YMR013W-A antibody can be adapted for protein array and chip-based proteomic applications through these methodological approaches:

• Antibody Microarray Development:

  • Immobilize YMR013W-A antibody on activated glass slides

  • Optimize spotting buffer composition and density

  • Validate array performance with recombinant standards

• Reverse Phase Protein Arrays (RPPA):

  • Spot cell lysates from different conditions onto nitrocellulose

  • Probe with YMR013W-A antibody and fluorescent detection systems

  • Quantify signals to compare expression levels across samples

• Antibody-Paired Arrays:

  • Develop sandwich immunoassay format on chip platforms

  • Optimize capture and detection antibody concentrations

  • Establish limits of detection and dynamic range

• Multiplex Analysis:

  • Incorporate YMR013W-A detection into multiplex antibody panels

  • Ensure absence of cross-reactivity with other detection systems

  • Validate quantification in complex samples

• Data Analysis for Array-Based Studies:

  • Implement normalization strategies for cross-array comparison

  • Apply appropriate statistical methods for high-dimensional data

  • Integrate with other proteomic datasets

These approaches extend YMR013W-A antibody applications to high-throughput proteomic platforms, enabling systems-level analysis of this protein's expression and interactions.

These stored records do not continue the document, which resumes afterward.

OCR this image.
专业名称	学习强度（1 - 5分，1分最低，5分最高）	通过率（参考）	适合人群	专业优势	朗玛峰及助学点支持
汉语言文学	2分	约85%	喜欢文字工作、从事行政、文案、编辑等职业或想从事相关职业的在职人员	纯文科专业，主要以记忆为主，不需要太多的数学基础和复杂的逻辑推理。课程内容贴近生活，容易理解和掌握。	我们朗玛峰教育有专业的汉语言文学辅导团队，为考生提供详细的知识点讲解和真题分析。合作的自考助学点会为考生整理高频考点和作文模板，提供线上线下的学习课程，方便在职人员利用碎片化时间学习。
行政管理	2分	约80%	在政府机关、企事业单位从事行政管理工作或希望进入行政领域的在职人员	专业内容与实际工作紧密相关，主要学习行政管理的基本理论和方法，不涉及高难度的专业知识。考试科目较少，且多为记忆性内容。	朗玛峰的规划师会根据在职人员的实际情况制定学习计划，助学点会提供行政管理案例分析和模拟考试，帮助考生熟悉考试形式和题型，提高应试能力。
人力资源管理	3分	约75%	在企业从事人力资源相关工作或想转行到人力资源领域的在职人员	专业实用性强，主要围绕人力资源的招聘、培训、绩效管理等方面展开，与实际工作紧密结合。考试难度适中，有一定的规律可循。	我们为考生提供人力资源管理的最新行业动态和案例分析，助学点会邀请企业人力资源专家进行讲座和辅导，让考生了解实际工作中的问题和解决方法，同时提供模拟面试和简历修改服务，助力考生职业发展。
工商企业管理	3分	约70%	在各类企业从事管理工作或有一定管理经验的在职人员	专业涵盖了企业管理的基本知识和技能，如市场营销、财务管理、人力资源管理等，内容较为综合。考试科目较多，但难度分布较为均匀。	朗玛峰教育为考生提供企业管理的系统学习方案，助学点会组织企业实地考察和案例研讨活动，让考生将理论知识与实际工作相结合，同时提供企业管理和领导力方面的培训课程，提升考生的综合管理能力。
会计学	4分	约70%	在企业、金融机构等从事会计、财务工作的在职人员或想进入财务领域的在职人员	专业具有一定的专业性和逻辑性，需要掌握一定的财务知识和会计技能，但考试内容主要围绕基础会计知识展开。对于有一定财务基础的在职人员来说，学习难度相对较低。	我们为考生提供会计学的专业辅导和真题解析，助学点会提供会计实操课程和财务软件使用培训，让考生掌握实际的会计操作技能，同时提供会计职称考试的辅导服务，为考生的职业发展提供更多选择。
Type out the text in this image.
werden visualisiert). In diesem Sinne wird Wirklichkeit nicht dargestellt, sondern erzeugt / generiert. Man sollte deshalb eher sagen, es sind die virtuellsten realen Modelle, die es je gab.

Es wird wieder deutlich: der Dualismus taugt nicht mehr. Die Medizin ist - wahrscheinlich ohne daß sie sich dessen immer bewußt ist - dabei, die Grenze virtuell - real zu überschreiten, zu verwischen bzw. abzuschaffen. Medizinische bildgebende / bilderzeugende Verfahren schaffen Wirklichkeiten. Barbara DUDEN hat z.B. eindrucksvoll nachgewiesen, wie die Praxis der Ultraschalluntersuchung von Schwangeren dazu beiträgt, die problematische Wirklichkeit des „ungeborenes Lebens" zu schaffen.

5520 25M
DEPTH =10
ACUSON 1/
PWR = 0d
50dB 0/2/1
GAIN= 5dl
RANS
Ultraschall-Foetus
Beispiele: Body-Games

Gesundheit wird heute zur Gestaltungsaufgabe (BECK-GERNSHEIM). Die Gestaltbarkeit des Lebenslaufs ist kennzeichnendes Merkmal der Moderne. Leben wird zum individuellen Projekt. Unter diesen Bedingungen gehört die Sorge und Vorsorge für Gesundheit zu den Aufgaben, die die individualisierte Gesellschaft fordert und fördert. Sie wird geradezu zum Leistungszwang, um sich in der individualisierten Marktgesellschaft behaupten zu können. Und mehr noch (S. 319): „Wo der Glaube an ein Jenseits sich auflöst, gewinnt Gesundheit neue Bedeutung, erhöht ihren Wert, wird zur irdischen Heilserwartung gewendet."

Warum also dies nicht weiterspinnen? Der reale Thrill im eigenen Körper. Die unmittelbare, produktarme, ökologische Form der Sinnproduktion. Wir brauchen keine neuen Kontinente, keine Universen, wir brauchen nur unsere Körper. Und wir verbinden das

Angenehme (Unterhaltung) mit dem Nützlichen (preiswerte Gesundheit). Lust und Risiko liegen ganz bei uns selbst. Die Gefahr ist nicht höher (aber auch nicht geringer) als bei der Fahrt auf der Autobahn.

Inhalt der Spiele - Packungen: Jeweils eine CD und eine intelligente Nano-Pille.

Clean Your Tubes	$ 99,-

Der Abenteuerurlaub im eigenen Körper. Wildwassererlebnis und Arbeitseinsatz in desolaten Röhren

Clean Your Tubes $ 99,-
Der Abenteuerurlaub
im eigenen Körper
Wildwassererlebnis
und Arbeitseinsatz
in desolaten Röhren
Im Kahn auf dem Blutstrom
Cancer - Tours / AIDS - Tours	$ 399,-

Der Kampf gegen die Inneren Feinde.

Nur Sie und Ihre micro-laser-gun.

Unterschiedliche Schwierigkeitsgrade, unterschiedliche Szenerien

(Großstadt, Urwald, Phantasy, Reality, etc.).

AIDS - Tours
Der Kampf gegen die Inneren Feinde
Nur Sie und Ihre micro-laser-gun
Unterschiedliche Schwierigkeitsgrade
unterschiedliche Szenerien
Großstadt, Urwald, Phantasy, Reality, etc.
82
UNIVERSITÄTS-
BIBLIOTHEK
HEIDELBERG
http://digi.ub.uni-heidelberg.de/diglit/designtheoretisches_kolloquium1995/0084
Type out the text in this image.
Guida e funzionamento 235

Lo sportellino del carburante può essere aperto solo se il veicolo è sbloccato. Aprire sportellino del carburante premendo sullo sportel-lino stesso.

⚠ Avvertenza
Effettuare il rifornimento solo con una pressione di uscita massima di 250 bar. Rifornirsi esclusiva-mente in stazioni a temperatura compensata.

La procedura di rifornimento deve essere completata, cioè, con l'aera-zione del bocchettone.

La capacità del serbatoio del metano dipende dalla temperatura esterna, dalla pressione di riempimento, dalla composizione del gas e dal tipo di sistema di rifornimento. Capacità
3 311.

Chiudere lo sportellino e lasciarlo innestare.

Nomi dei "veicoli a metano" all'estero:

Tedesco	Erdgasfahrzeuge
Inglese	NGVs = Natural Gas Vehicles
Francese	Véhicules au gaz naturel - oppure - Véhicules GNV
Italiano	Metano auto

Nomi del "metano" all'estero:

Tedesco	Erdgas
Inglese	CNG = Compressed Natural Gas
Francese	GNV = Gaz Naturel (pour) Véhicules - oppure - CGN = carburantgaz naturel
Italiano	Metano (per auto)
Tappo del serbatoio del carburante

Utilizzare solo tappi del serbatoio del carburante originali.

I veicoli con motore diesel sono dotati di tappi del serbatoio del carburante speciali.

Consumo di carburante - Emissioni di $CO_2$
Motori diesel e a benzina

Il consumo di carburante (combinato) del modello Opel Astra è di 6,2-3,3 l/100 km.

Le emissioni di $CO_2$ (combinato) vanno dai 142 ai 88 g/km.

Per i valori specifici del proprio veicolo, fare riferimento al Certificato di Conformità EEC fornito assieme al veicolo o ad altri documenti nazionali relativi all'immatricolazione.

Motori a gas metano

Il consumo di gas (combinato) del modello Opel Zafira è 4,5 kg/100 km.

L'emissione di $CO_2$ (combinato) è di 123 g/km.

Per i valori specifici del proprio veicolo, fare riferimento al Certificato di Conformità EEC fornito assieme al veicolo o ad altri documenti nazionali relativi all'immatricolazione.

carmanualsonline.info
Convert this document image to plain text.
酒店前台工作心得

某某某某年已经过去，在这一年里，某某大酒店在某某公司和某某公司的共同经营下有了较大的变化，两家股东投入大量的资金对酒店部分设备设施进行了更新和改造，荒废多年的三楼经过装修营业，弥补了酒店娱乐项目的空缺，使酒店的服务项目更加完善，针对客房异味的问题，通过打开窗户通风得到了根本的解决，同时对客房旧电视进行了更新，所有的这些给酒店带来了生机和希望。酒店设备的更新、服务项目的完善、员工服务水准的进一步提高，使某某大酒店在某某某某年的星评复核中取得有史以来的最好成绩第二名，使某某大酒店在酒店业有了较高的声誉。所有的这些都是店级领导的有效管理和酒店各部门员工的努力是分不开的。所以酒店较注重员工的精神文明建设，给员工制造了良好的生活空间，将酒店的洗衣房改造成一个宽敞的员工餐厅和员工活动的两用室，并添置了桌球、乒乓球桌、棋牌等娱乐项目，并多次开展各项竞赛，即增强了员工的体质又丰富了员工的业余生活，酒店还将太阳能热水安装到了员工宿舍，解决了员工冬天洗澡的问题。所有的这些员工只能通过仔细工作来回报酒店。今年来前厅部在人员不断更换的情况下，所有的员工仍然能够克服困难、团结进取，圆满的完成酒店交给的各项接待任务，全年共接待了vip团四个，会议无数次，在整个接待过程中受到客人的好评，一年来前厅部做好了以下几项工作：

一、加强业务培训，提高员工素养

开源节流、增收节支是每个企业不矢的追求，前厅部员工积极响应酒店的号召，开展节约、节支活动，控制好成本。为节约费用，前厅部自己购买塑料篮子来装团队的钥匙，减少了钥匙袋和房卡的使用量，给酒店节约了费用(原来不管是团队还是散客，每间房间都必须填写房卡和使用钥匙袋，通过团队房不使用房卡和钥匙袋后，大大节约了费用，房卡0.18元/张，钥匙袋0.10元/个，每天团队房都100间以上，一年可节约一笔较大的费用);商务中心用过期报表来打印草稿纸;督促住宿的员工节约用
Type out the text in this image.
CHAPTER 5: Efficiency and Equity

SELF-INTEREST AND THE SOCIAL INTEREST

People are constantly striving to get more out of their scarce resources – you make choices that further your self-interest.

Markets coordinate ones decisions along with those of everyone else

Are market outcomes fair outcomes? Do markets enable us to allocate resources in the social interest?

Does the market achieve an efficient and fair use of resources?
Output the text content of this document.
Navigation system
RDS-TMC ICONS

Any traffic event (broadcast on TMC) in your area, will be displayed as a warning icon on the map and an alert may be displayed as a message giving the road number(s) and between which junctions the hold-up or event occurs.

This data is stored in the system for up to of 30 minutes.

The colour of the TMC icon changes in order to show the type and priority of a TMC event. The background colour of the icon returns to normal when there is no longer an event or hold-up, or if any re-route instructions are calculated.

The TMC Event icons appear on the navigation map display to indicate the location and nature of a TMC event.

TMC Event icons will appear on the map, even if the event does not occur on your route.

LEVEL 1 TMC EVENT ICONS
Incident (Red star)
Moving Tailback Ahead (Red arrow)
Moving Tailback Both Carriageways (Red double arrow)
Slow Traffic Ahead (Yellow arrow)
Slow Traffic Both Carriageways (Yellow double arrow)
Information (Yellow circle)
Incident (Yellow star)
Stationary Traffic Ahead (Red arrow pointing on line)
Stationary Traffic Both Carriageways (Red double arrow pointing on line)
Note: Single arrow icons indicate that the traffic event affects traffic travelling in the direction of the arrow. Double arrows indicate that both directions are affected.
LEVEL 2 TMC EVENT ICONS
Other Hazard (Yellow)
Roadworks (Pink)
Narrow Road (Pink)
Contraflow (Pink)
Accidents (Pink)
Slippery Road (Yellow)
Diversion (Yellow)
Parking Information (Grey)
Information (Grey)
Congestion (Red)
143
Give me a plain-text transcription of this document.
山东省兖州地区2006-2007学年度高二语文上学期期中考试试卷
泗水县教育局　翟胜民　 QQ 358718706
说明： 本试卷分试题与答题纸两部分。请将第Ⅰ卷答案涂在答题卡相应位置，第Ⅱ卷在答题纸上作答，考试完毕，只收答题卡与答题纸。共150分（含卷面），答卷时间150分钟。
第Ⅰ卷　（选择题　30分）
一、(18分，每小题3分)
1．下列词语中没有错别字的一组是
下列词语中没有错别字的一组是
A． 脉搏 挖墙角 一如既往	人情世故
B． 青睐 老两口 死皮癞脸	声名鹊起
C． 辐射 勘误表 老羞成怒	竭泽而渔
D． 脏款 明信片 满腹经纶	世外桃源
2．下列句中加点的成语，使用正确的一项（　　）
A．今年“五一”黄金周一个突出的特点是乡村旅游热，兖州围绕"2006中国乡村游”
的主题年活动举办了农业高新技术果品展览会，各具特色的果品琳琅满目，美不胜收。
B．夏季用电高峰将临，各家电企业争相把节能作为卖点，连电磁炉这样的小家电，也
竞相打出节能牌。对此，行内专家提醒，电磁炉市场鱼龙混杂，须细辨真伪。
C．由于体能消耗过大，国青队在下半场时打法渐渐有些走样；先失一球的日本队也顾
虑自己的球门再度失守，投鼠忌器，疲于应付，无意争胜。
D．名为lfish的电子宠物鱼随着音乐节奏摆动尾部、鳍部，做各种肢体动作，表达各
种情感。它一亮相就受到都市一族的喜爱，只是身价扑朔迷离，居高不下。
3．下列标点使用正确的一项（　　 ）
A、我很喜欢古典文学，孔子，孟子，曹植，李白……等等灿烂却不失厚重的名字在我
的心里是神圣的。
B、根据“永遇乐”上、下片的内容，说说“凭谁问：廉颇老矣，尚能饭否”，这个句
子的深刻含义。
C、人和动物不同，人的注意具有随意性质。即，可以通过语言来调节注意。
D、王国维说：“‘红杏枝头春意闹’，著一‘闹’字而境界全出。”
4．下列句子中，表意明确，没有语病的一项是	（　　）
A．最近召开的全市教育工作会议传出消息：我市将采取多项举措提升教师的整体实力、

What are the considerations for using YMR013W-A antibody in studying post-translational modifications?

When investigating post-translational modifications (PTMs) of YMR013W-A, consider these methodological approaches:

• PTM-Specific Detection Strategies:

  • Use general PTM stains (Pro-Q Diamond for phosphorylation, periodic acid-Schiff for glycosylation)

  • Follow up with YMR013W-A antibody detection to confirm identity

  • Consider generating modification-specific antibodies for common PTMs

• Enrichment Approaches:

  • Perform immunoprecipitation with YMR013W-A antibody

  • Analyze precipitated protein by mass spectrometry for PTM identification

  • Use PTM-specific enrichment (e.g., phosphopeptide enrichment) prior to analysis

• Modification-Altering Treatments:

  • Compare samples treated with phosphatases, deglycosylases, or deubiquitinases

  • Analyze mobility shifts in Western blots after treatment

  • Correlate treatments with antibody recognition patterns

• Context-Dependent Modification Analysis:

  • Study modifications under different stress conditions

  • Investigate cell-cycle-dependent modifications

  • Compare modifications across growth phases

• Functional Correlation:

  • Link specific modifications to protein localization, stability, or function

  • Use mutation of modification sites to confirm functional relevance

  • Correlate modification patterns with protein-protein interactions

These approaches provide a comprehensive strategy for characterizing post-translational modifications of the YMR013W-A protein, potentially revealing regulatory mechanisms affecting its function.